Stoppen, darüber waren sich alle klar, werde man das Bauvorhaben nicht können. Schließlich seien sie schon im August bei einem Besuch der Lokalbaukommission als Verlierer vom Platz gegangen, auch wenn damals einer der LBK-Mitarbeiter beim Anblick der liebevoll maßstabsgerecht gebauten Styropormodelle meinte: So groß habe er sich „des auch net vorgestellt“.

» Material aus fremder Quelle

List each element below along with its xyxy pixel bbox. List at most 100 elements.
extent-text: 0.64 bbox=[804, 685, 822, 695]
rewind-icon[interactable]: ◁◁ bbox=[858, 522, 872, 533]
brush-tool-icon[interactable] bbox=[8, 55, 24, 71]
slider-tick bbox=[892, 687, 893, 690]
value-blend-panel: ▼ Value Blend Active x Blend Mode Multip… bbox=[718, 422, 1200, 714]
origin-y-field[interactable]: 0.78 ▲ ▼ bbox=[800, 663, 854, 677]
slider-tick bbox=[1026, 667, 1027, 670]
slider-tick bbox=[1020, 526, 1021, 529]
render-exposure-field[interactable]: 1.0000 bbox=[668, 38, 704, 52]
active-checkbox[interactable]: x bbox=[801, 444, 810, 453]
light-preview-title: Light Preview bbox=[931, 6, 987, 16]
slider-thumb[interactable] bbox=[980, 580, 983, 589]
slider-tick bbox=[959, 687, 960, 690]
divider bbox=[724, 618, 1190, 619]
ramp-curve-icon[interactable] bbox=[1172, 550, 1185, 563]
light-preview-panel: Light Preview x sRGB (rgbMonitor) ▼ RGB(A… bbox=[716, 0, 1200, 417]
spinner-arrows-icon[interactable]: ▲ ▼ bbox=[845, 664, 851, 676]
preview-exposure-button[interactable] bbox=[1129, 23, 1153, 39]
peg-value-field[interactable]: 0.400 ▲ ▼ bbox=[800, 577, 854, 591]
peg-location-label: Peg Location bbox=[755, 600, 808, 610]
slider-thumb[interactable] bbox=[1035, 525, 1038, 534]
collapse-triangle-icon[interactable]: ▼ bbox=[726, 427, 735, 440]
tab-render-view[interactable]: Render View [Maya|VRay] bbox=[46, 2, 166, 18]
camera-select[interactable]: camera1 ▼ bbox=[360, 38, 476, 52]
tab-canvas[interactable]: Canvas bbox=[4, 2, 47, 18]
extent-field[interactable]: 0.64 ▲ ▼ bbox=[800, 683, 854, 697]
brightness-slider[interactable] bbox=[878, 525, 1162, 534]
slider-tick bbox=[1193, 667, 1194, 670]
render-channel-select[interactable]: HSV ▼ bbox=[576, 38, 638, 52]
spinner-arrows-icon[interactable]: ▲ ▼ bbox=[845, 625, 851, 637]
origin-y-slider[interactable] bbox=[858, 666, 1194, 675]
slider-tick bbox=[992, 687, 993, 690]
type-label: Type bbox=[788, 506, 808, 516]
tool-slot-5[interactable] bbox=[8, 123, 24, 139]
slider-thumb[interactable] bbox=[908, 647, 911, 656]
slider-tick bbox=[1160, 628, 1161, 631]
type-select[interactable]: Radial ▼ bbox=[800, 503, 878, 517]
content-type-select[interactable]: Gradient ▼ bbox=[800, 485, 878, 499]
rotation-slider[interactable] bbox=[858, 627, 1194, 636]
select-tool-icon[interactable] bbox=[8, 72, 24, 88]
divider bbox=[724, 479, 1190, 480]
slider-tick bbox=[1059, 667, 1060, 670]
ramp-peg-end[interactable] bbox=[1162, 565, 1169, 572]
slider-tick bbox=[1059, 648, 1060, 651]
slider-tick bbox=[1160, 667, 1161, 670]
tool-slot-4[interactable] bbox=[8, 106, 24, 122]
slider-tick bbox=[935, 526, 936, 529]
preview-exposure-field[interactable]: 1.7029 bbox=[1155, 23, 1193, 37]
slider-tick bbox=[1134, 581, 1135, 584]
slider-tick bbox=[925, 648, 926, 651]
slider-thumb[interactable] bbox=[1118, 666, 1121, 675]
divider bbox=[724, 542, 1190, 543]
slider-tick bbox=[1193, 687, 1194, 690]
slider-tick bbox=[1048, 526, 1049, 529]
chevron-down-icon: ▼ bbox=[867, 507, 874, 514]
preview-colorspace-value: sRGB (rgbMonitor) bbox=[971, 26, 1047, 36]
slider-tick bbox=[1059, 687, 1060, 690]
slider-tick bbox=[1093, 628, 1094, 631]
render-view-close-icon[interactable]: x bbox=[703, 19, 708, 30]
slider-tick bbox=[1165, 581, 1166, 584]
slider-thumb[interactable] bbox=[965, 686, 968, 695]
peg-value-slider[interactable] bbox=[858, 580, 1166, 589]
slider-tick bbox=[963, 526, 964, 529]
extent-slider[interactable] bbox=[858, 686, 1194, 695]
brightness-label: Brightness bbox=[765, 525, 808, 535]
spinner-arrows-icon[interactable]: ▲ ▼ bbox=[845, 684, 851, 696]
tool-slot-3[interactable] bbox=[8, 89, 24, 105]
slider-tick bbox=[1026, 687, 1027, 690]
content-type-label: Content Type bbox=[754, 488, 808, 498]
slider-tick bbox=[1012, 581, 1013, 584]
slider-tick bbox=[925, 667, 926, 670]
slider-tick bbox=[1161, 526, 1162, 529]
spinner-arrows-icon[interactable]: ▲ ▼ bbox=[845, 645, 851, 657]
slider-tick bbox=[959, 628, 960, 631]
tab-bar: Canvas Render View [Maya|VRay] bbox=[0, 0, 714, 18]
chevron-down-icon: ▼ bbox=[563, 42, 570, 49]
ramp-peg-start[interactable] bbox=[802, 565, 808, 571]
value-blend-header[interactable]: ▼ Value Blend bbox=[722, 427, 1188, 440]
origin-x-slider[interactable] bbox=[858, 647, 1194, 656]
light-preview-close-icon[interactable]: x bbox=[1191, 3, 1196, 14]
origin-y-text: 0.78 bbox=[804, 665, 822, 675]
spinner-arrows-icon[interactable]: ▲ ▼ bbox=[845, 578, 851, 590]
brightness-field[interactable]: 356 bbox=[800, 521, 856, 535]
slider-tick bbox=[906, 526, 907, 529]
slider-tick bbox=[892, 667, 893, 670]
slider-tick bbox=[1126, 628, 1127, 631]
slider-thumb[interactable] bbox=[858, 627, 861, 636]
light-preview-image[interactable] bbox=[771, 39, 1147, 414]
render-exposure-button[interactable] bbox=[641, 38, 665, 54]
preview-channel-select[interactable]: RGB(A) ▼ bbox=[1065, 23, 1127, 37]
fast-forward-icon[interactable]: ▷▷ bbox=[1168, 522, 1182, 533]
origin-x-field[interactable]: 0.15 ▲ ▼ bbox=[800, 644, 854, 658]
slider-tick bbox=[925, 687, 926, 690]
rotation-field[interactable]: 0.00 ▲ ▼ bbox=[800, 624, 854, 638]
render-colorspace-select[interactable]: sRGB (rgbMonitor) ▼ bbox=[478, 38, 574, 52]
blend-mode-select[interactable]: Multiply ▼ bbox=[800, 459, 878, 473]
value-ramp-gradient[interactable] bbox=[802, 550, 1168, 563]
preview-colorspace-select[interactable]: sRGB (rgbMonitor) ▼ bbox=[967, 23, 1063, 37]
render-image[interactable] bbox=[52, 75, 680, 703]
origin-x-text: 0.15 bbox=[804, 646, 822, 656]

Damit der Abend nicht ganz so negativ ausklang, trug Ludwig Brandl, Münchner Mundartdichter, Lerchenauer seit vielen Jahrzehnten und Musiker der Feldmochinger Blaskapelle, ein Gedicht aus seiner Feder vor, passend zum Thema „Gartenstadt“ genannt.
Gartenstadt
München – diese Stadt von Welt,
setzt auf Wachstum und viel Geld.
Streng beäugt wird jede Lichtung,
ob geeignet zur Verdichtung.
Mit teurem Grund wird spekuliert,
Lebensstil ist deplatziert.
Breite, Hochbau, Expansion,
– Absorption als Perversion.
Mit attraktivem Herrschaftsnamen,
umschnürt durch grünen Bilderrahmen.
So dominiert – statt Baum und Gras,
die kühle Mauer – leichenblass.
Wo Zweitsitz-Rollos, tote Augen,
als Geldanlage mögen taugen.
Da bremst der Mensch abrupt am Zaun,
die grüne Stadt – ein sterbend Traum?
Wenn Oana guate Karten håt,
dann lebt er in da Gartenstådt.
Er wohnt in Ruah‘ und mit vui‘ Grün
und woaß genau: Er håt „Fortün“.
Im Glashaus treiben Pflanzl g’schützt,
Salatköpf‘ wachsen ungespritzt.
Bleamerl säumen Gartenwege,
Gartenarbeit halt uns rege.
Zizibä klingt ’s von dee Meiserl,
beim Brüat’n aus ‚m Vogelhäuserl.
Sanft da Wind streicht durch dee Äst‘,
für ’n Hausherrn täglich Freudenfest.
Erfrischend spritzt da Wasserschlauch,
auf sonngebräunten Weißbierbauch.
Dee Nachbar’n hab’n a freundlich’s Wort,
– is‘ dees net a scheena Ort?
Doch lauert gar da Bagger schon,
am nächsten Morgen zur Aktion?
Vielleicht hebt er am Nachbarhaus,
zum Graus dee nächste Baugruab’n aus?
Werd ‚as Grundstück streng genutzt
und dees letzte „Grün“ verputzt?
A g’spreitzter Bau mit Hochetasch‘?
– Da Maulwurf brummt an d‘ Tiafgarasch‘.
Wer grün no‘ wohnt, håt nix zum Lacha.
Woaß er, wås seine Erben macha?
Am besten – damit nix o’brennt,
g’hört „immergrün“ in ’s Testament!
Denn schließlich bleibt von der Substanz,
nur halberts … und nix wirklich Ganz’s.
Drum: Qualität vor Quantität!
… Verflixt nomoi‘ … und zugenäht …
Peter Panna meint
Wer baut denn dort?? Darf dort überhaupt gebaut werden wenn die Nachbarn nicht zustimmen?